------

Hz. Peygamber´in (s.a.v.) Mektubu ve Bizans Kralı

Dıhyetü'l-Kelbî r.a. anlatıyor...



Hz. Peygamber s.a.v., beni bir mektupla Bizans Kayseri'ne gönderdi. Hükümdarın yanına vardım. Mektubu verdim. Yanında yüzü kırmızı, gözleri mavi, saçları kıvırcık bir de yeğeni vardı.

Mektup, 'Allah'ın Rasulü Muhammed'den, Rumların sahibi Herakliyus'a' diye başlıyordu. Yeğeni bu sözler üzerine derin bir nefes aldı ve 'bu mektup okunmamalıdır' dedi. Kayser bunun sebebini sordu. Yeğeni: 'Bu mektubu yazan önce kendi ismini anıyor ve senin için de Rum'un sahibi diyor, kral tabirini kullanmıyor.' dedi. Hükümdar, 'mutlaka onu okuyacaksın' dedi.

Mektup okunduğu zaman, oradakiler Kayser'in yanından çıktılar.

Huzura ben alındım. Kayser, onların dinî işlerini düzenleyen piskoposu çağırdı. Diğerleri onu mektuptan haberdar etmişlerdi. Bunu Kayser'in kendisi de söyledi ve mektubu ona okuttu. Piskopos ona şunları söyledi:

- İşte bu Muhammed'dir. O beklediğimiz peygamberdir ki, İsa onun geleceğini bizlere müjdelemişti. Kayser piskoposa:

- Peki, bana ne tavsiye edersin? dedi. Piskopos:

- Ben onu tasdik ediyor ve ona tabi oluyorum, dedi. Kayser ona:

- Şayet ben bunu yapacak olursam krallığımdan olurum, dedi.

Sonra biz Kayser'in yanından çıktık. Kayser, o sırada yanında misafir olan Ebu Süfyan'ı çağırttı ve:

- Sizin memleketinizde ortaya çıkan bu kişi necidir? diye sordu. Ebu Süfyan:

- O bir gençtir, dedi.

- Onun soyu-sopu nasıldır?

- Hepimizinkinden üstündür.

- Bu peygamberliğin alametlerindendir.

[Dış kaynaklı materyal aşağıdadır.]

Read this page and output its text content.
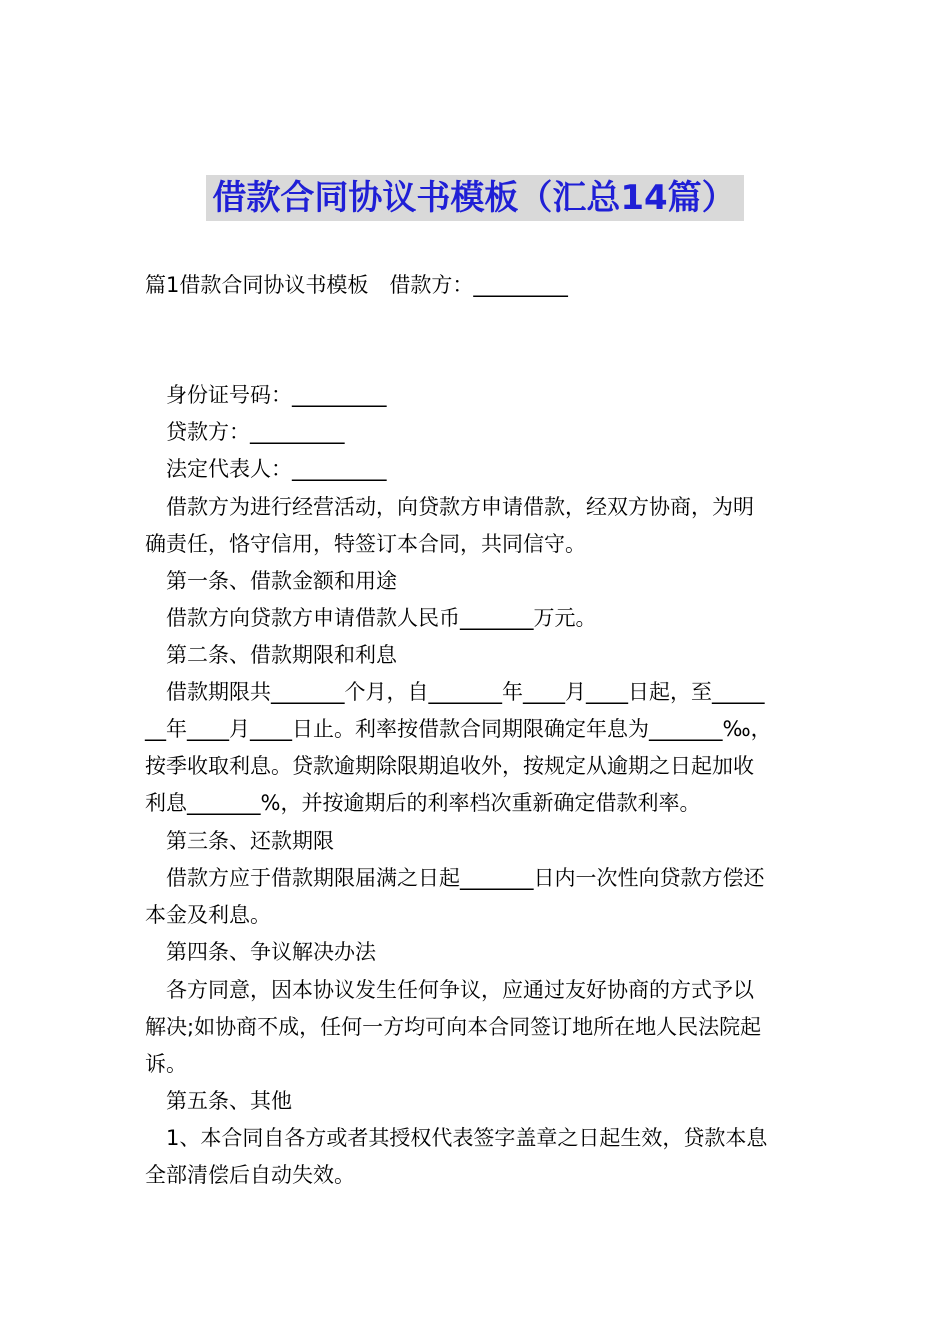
借款合同协议书模板（汇总14篇）
篇1借款合同协议书模板　借款方：_________
身份证号码：_________
贷款方：_________
法定代表人：_________
借款方为进行经营活动，向贷款方申请借款，经双方协商，为明
确责任，恪守信用，特签订本合同，共同信守。
第一条、借款金额和用途
借款方向贷款方申请借款人民币_______万元。
第二条、借款期限和利息
借款期限共_______个月，自_______年____月____日起，至_____
__年____月____日止。利率按借款合同期限确定年息为_______‰，
按季收取利息。贷款逾期除限期追收外，按规定从逾期之日起加收
利息_______%，并按逾期后的利率档次重新确定借款利率。
第三条、还款期限
借款方应于借款期限届满之日起_______日内一次性向贷款方偿还
本金及利息。
第四条、争议解决办法
各方同意，因本协议发生任何争议，应通过友好协商的方式予以
解决;如协商不成，任何一方均可向本合同签订地所在地人民法院起
诉。
第五条、其他
1、本合同自各方或者其授权代表签字盖章之日起生效，贷款本息
全部清偿后自动失效。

Peki onun yaşantısı nasıldır?

- Yalan söylediği görülmemiştir.

- Bu da peygamberlik alametlerindendir.

Kayser, Ebu Süfyan'a yine sordu:

- Acaba arkadaşlarından, onun dinini bırakıp da size dönen oldu mu?

- Hayır.

- Bu da bir peygamberlik alametidir. Peki savaştığı zaman arkadaşlarıyla beraber mağlup olduğu oluyor mu?

- Bir kavim onunla savaştı, o onları mağlup etti. Daha sonra onlar da onu mağlup ettiler.

- Bu da peygamberlik alametidir.

Sonra Kayser, beni huzuruna çağırdı ve şöyle dedi:

- Seni gönderen zata de ki, ben onun peygamber olduğunu biliyorum. Fakat krallığımı terkedemem.

Piskoposa gelince, hıristiyanlar her pazar günü bir yerde toplanıyor, o da onlara vaaz ediyordu. Pazar günü olduğunda bu kez vaaz etmedi. İkinci pazar da vaaz etmedi. Ben yanına gidiyor ve onunla konuşuyordum. O bana sorular sorardı. Üçüncü pazar gelince, halk yine çıkıp vaaz etmesini bekledi. O yine çıkmadı, hasta olduğunu söyledi. Bunu birkaç defa tekrarladı.

Sonunda şöyle haber gönderdiler:

'Ya bize çıkarsın ya da odana girer seni öldürürüz. O Arap buraya geldiğinden beri biz senden şüpheleniyoruz.'

Bunun üzerine piskopos bana bir mektup verip şunları söyledi:

'Şu mektubu al, Muhammed'e götür. O'na selamla birlikte, benim Allah'tan başka ilâh olmadığına, Muhammed'in O'nun Rasulü olduğuna iman ve şahitlik edip, kendisine inandığımı ve onu tasdik edip, kendisine uyduğumu söyle. Halk bu durumumu seziyor. Ona bu gördüklerini de söyle!'

Bunları söyledikten sonra dışarıya çıktı. Bekleyenler de onu öldürdüler.